Henriqueta e Maria Júlia, eram o nome das minha Bisavó e da minha Avó, e são também os nomes das minhas filhas. 

Perpetuamos em cada garrafa as gerações que nos precederam e fazemos as atuais sentirem como seu este legado. Hoje as minhas filhas e os meus sobrinhos, a geração seguinte, a 6ª, já vindimam e trazem o trator com uvas para o lagar, como outrora fizemos o meu irmão e eu. 

A casa da Quinta da Cancela, hoje não é um hotel… é uma casa de família, e que só faz sentido quando a partilhamos… com a família, com amigos e com os nossos hóspedes… que passam a ser amigos e são de mais de 50 países diferentes! 

O nosso vinho, não é apenas uma garrafa… é um pedacinho das nossas vinhas, da nossa dedicação e tenacidade, que cada um leva consigo, e que nos passou pela mão dezenas de vezes… não foi processado numa fábrica… foi pisado num lagar com 300 anos!

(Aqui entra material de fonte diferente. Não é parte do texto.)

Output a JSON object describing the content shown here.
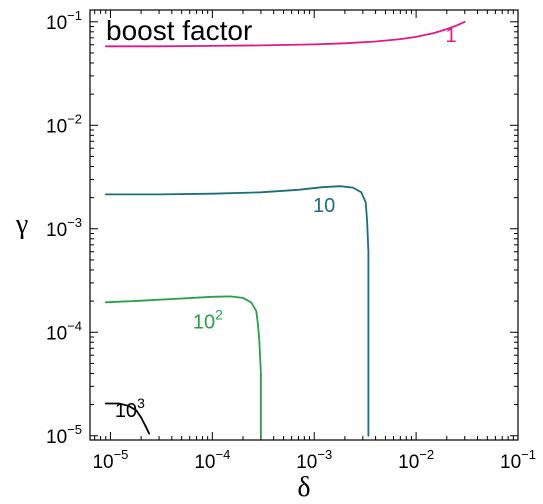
{
  "chart_data": {
    "type": "contour",
    "annotation": "boost factor",
    "xlabel": "δ",
    "ylabel": "γ",
    "x_scale": "log",
    "y_scale": "log",
    "xlim": [
      6.3e-06,
      0.1
    ],
    "ylim": [
      9.1e-06,
      0.13
    ],
    "grid": false,
    "x_ticks": [
      {
        "value": 1e-05,
        "base": "10",
        "exp": "−5"
      },
      {
        "value": 0.0001,
        "base": "10",
        "exp": "−4"
      },
      {
        "value": 0.001,
        "base": "10",
        "exp": "−3"
      },
      {
        "value": 0.01,
        "base": "10",
        "exp": "−2"
      },
      {
        "value": 0.1,
        "base": "10",
        "exp": "−1"
      }
    ],
    "y_ticks": [
      {
        "value": 1e-05,
        "base": "10",
        "exp": "−5"
      },
      {
        "value": 0.0001,
        "base": "10",
        "exp": "−4"
      },
      {
        "value": 0.001,
        "base": "10",
        "exp": "−3"
      },
      {
        "value": 0.01,
        "base": "10",
        "exp": "−2"
      },
      {
        "value": 0.1,
        "base": "10",
        "exp": "−1"
      }
    ],
    "series": [
      {
        "name": "contour-1",
        "level_base": "1",
        "level_exp": "",
        "color": "#e0198a",
        "label_at": [
          0.022,
          0.064
        ],
        "points": [
          [
            9e-06,
            0.058
          ],
          [
            3e-05,
            0.058
          ],
          [
            0.0001,
            0.0585
          ],
          [
            0.0003,
            0.0592
          ],
          [
            0.001,
            0.0605
          ],
          [
            0.002,
            0.062
          ],
          [
            0.004,
            0.0645
          ],
          [
            0.007,
            0.068
          ],
          [
            0.01,
            0.0715
          ],
          [
            0.015,
            0.078
          ],
          [
            0.02,
            0.085
          ],
          [
            0.025,
            0.092
          ],
          [
            0.03,
            0.1
          ]
        ]
      },
      {
        "name": "contour-10",
        "level_base": "10",
        "level_exp": "",
        "color": "#1a6f78",
        "label_at": [
          0.00125,
          0.00145
        ],
        "points": [
          [
            9e-06,
            0.00215
          ],
          [
            3e-05,
            0.00215
          ],
          [
            0.0001,
            0.00218
          ],
          [
            0.0003,
            0.00225
          ],
          [
            0.0007,
            0.00238
          ],
          [
            0.0012,
            0.00252
          ],
          [
            0.0018,
            0.00258
          ],
          [
            0.0024,
            0.0025
          ],
          [
            0.0029,
            0.00225
          ],
          [
            0.0032,
            0.0018
          ],
          [
            0.0033,
            0.0012
          ],
          [
            0.0034,
            0.0006
          ],
          [
            0.0034,
            0.0002
          ],
          [
            0.0034,
            5e-05
          ],
          [
            0.0034,
            1e-05
          ]
        ]
      },
      {
        "name": "contour-100",
        "level_base": "10",
        "level_exp": "2",
        "color": "#27a048",
        "label_at": [
          9.05e-05,
          0.000109
        ],
        "points": [
          [
            9e-06,
            0.000195
          ],
          [
            2e-05,
            0.000202
          ],
          [
            5e-05,
            0.000212
          ],
          [
            0.0001,
            0.00022
          ],
          [
            0.00015,
            0.000222
          ],
          [
            0.0002,
            0.000215
          ],
          [
            0.00024,
            0.000195
          ],
          [
            0.00027,
            0.00016
          ],
          [
            0.00028,
            0.00012
          ],
          [
            0.00029,
            8e-05
          ],
          [
            0.0003,
            4e-05
          ],
          [
            0.0003,
            2e-05
          ],
          [
            0.0003,
            1e-05
          ]
        ]
      },
      {
        "name": "contour-1000",
        "level_base": "10",
        "level_exp": "3",
        "color": "#000000",
        "label_at": [
          1.55e-05,
          1.51e-05
        ],
        "points": [
          [
            9e-06,
            2.05e-05
          ],
          [
            1.2e-05,
            2.05e-05
          ],
          [
            1.5e-05,
            1.95e-05
          ],
          [
            1.8e-05,
            1.75e-05
          ],
          [
            2e-05,
            1.5e-05
          ],
          [
            2.2e-05,
            1.25e-05
          ],
          [
            2.4e-05,
            1.05e-05
          ]
        ]
      }
    ]
  }
}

Não é um “9 to 5”… Não é um emprego, nem apenas um negócio… 

É uma forma de vida!

Há maneiras mais fáceis de viver? Há! …mas não é a mesma coisa!!!

Cheers!!!

ACARVALHO

Numa linha, Arthur define-se como: Pai de 3, Serial Entrepreneur, Hotelier, Agricultor, Sailor e Land Rover addict. Tem um fraco por coisas antigas, o seu carro de uso diário é um Land Rover de 1975 e sempre que pode “foge” para o mar. Licenciado em Ciências Económicas e Empresariais, trabalhou em ramos tão diversos como imobiliário e construção, sistemas de informação, import/export, vinhos e turismo, sempre na vertente de “Gestão de Projectos”. Mudou-se diretamente de Paris onde trabalhava em projectos de ERP/CRM numa multinacional Norte-Americana, para São Lourenço de Sande em Guimarães, num regresso às origens de família. Há 14 anos que trabalha exclusivamente na 1720 Quinta da Cancela, onde “é curador de um legado que espera a chegada da próxima geração”.